The exact results of this study are mainly of interest to biologists who study the role of Neanderthals in recent human evolution. But the general idea of combining electronic health records with genetic data will soon play a big role in a much, much larger biomedical research project—the current administration's new Precision Medicine Initiative, the centerpiece of which is a giant study cohort of one million people. The National Institutes of Health has announced that it plans to recruit the first 79,000 participants this year. This enormous biomedical research project will necessarily rely heavily on electronic health records to track the long-term health of the participants.

But are we ready to do this? From a scientist's point of view, giving researchers access to electronic health records sounds like a great idea. However, as with any other tool used in research that involves human subjects, we need to ensure that proper safeguards are in place.

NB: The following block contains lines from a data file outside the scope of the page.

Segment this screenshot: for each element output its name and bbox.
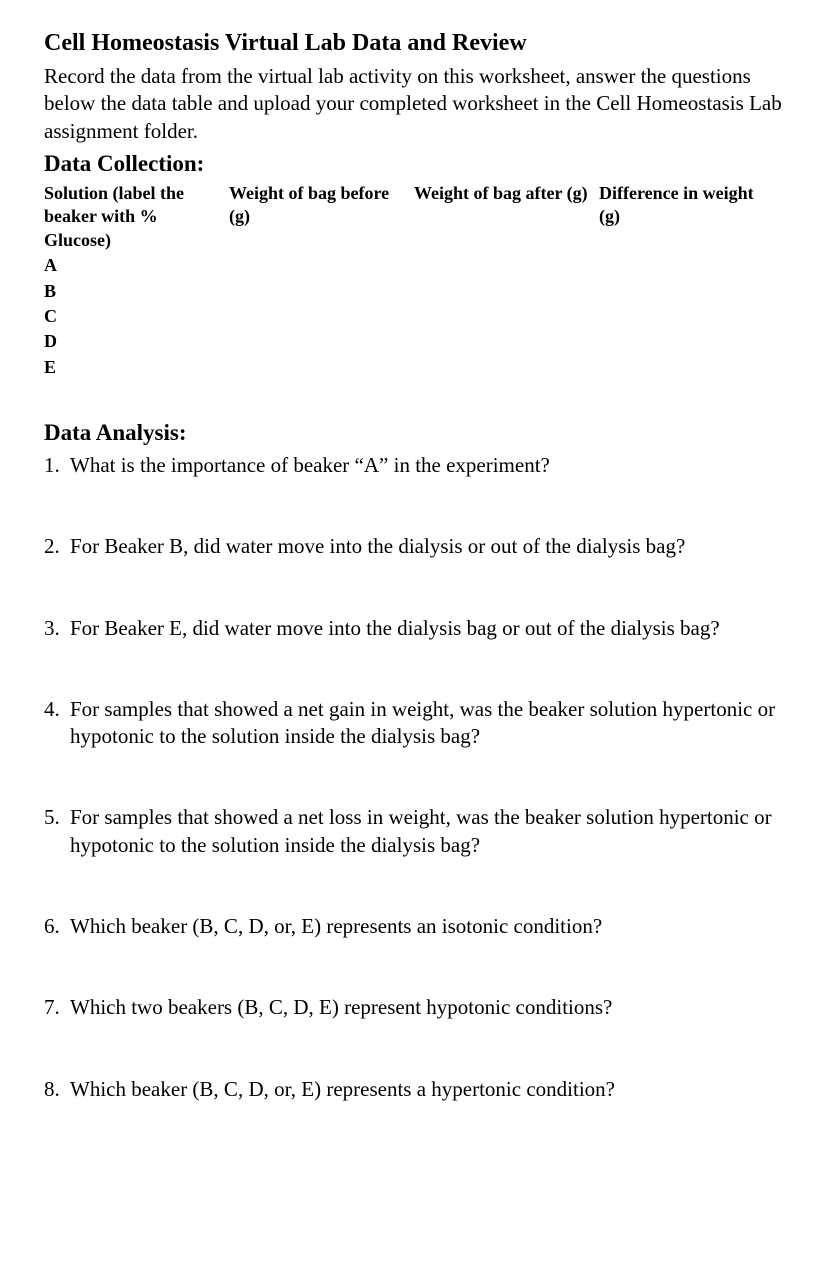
- table-cell: D: [44, 329, 229, 354]
- table-row: C: [44, 304, 784, 329]
- table-cell: [599, 304, 784, 329]
- table-body: A B C D E: [44, 253, 784, 380]
- question-item: 3. For Beaker E, did water move into the…: [44, 615, 784, 642]
- data-collection-heading: Data Collection:: [44, 149, 784, 179]
- table-row: A: [44, 253, 784, 278]
- question-item: 2. For Beaker B, did water move into the…: [44, 533, 784, 560]
- data-table: Solution (label the beaker with % Glucos…: [44, 181, 784, 380]
- question-text: Which beaker (B, C, D, or, E) represents…: [70, 1076, 615, 1103]
- question-item: 4. For samples that showed a net gain in…: [44, 696, 784, 751]
- page-title: Cell Homeostasis Virtual Lab Data and Re…: [44, 28, 784, 59]
- table-cell: C: [44, 304, 229, 329]
- question-text: For Beaker B, did water move into the di…: [70, 533, 685, 560]
- question-text: What is the importance of beaker “A” in …: [70, 452, 550, 479]
- question-number: 1.: [44, 452, 70, 479]
- table-row: E: [44, 355, 784, 380]
- question-text: For samples that showed a net gain in we…: [70, 696, 784, 751]
- question-item: 6. Which beaker (B, C, D, or, E) represe…: [44, 913, 784, 940]
- table-header: Weight of bag after (g): [414, 181, 599, 253]
- question-number: 4.: [44, 696, 70, 751]
- table-cell: B: [44, 279, 229, 304]
- table-cell: [414, 253, 599, 278]
- table-row: D: [44, 329, 784, 354]
- table-cell: [414, 304, 599, 329]
- table-header: Difference in weight (g): [599, 181, 784, 253]
- table-cell: [229, 329, 414, 354]
- table-cell: [229, 304, 414, 329]
- table-header: Weight of bag before (g): [229, 181, 414, 253]
- question-text: Which two beakers (B, C, D, E) represent…: [70, 994, 612, 1021]
- question-text: Which beaker (B, C, D, or, E) represents…: [70, 913, 602, 940]
- question-text: For Beaker E, did water move into the di…: [70, 615, 720, 642]
- question-number: 8.: [44, 1076, 70, 1103]
- data-analysis-heading: Data Analysis:: [44, 418, 784, 448]
- table-cell: [414, 355, 599, 380]
- question-number: 3.: [44, 615, 70, 642]
- table-cell: [229, 279, 414, 304]
- table-cell: [229, 355, 414, 380]
- table-cell: [599, 279, 784, 304]
- table-cell: [599, 355, 784, 380]
- table-cell: E: [44, 355, 229, 380]
- question-number: 2.: [44, 533, 70, 560]
- table-cell: [414, 329, 599, 354]
- question-item: 8. Which beaker (B, C, D, or, E) represe…: [44, 1076, 784, 1103]
- question-number: 7.: [44, 994, 70, 1021]
- question-item: 1. What is the importance of beaker “A” …: [44, 452, 784, 479]
- table-cell: [229, 253, 414, 278]
- table-header: Solution (label the beaker with % Glucos…: [44, 181, 229, 253]
- question-number: 5.: [44, 804, 70, 859]
- table-cell: [599, 329, 784, 354]
- table-cell: [414, 279, 599, 304]
- questions-list: 1. What is the importance of beaker “A” …: [44, 452, 784, 1103]
- table-header-row: Solution (label the beaker with % Glucos…: [44, 181, 784, 253]
- question-text: For samples that showed a net loss in we…: [70, 804, 784, 859]
- question-item: 5. For samples that showed a net loss in…: [44, 804, 784, 859]
- table-row: B: [44, 279, 784, 304]
- question-number: 6.: [44, 913, 70, 940]
- intro-text: Record the data from the virtual lab act…: [44, 63, 784, 145]
- table-cell: A: [44, 253, 229, 278]
- question-item: 7. Which two beakers (B, C, D, E) repres…: [44, 994, 784, 1021]
- table-cell: [599, 253, 784, 278]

Last fall, an advisory committee for the Precision Medicine Initiative noted that "the success and longevity of the [Precision Medicine Initiative] will be heavily influenced by the laws, regulations, and policies surrounding research, data security and privacy, and access and interoperability of [Electronic Health Records]." Right now, those laws, regulations, and policies are still evolving. What security standards will researchers and data repositories need to meet, for example, to avoid the kinds of massive security breaches which hit Target and Home Depot? Though identifying data are typically stripped from health records when they're shared with researchers, we already know that it's possible to identify someone using anonymous genetic data—and that means a security breach of even anonymous electronic health record data could be extremely damaging.

And then there is the issue of who is included in studies that use electronic health records. Biomedical research in the U.S. has a well-known problem of producing studies that focus too heavily on white men. We need to ensure that understudied minority populations, who may lack access to health-care networks with state-of-the-art electronic health records, aren't left out. Thanks to new federal requirements, health-care networks are rapidly transitioning to electronic health records, but differences in the quality or interoperability of electronic health record systems could affect who is included in studies.

For nearly two decades, scientists have been making promises about the great benefits that would flow from new, DNA-focused medical research. But it's been difficult to deliver on those promises, in part because scientists haven't been able to collect health data on the same scale as they generate DNA data. Electronic health records may finally fix that imbalance.